Is the trial court required to issue an adverse inference charge against the People based solely on the police’s failure to electronically record a custodial interrogation?





CAL Observes:

The Court held that neither statute nor common law requires such a charge.  The majority noted that there is no legal duty to record interrogations and thus there should be no penalty for failure to do so.  To be distinguished is the situation where the police destroy existing material evidence.  Moreover, it is not a logical conclusion that the police non-recordation was the result of a specific desire to prevent the creation of unfavorable facts, as opposed to an innocent oversight or the following of departmental policy.  The Court did issue one of its useless caveats that “the better practice would be for the police to use the equipment at their disposal to record interrogations,” and naively noted “the commendable efforts of the bar, the judiciary and the Legislature to address the complexities of this relatively new frontier of the criminal justice system.”  The Court asserts that “stakeholders in the criminal justice system and government have come together to begin addressing this critical issue,” and “[m]any bar groups, district attorneys, judicial task force members and legislators have already crafted worthy proposals” to address this issue in balanced fashion.  Of course, such legislation has been proposed for years now, and always blocked by the district attorneys, who hold sway over the State Senate.  Any  legislative compromise which gets through that Senate would be insufficiently robust to meet the exigencies of the moment, but at the same time innoculate the system against  real reform for years to come. The Court has been bamboozled into becoming cheerleaders for anemic reform.

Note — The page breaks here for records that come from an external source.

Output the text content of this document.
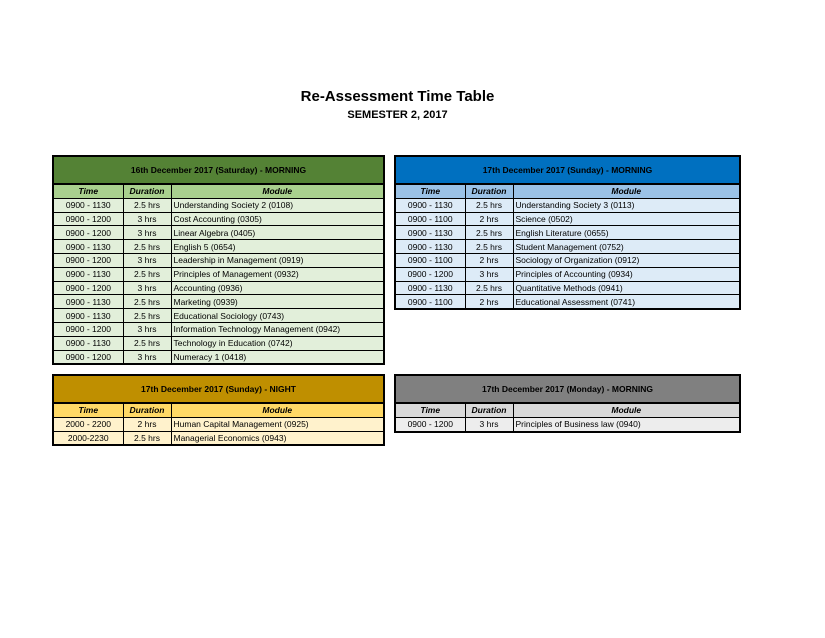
Re-Assessment Time Table
SEMESTER 2, 2017
16th December 2017 (Saturday) - MORNING		
Time	Duration	Module
0900 - 1130	2.5 hrs	Understanding Society 2 (0108)
0900 - 1200	3 hrs	Cost Accounting (0305)
0900 - 1200	3 hrs	Linear Algebra (0405)
0900 - 1130	2.5 hrs	English 5 (0654)
0900 - 1200	3 hrs	Leadership in Management (0919)
0900 - 1130	2.5 hrs	Principles of Management (0932)
0900 - 1200	3 hrs	Accounting (0936)
0900 - 1130	2.5 hrs	Marketing (0939)
0900 - 1130	2.5 hrs	Educational Sociology (0743)
0900 - 1200	3 hrs	Information Technology Management (0942)
0900 - 1130	2.5 hrs	Technology in Education (0742)
0900 - 1200	3 hrs	Numeracy 1 (0418)
17th December 2017 (Sunday) - MORNING		
Time	Duration	Module
0900 - 1130	2.5 hrs	Understanding Society 3 (0113)
0900 - 1100	2 hrs	Science (0502)
0900 - 1130	2.5 hrs	English Literature (0655)
0900 - 1130	2.5 hrs	Student Management (0752)
0900 - 1100	2 hrs	Sociology of Organization (0912)
0900 - 1200	3 hrs	Principles of Accounting (0934)
0900 - 1130	2.5 hrs	Quantitative Methods (0941)
0900 - 1100	2 hrs	Educational Assessment (0741)
17th December 2017 (Sunday) - NIGHT		
Time	Duration	Module
2000 - 2200	2 hrs	Human Capital Management (0925)
2000-2230	2.5 hrs	Managerial Economics (0943)
17th December 2017 (Monday) - MORNING		
Time	Duration	Module
0900 - 1200	3 hrs	Principles of Business law (0940)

Judge Lippman’s lone concurrence points out that things have changed since 2008, when the interrogation in question took place.  With advances in technology, the Chief Judge posits,“going forward” trial courts should give serious consideration to giving such a charge.  He also notes that top courts in other jurisdictions have required such adverse inference instructions as a part of their “supervisory authority.”  It would appear that the New York Court of Appeals has no such authority.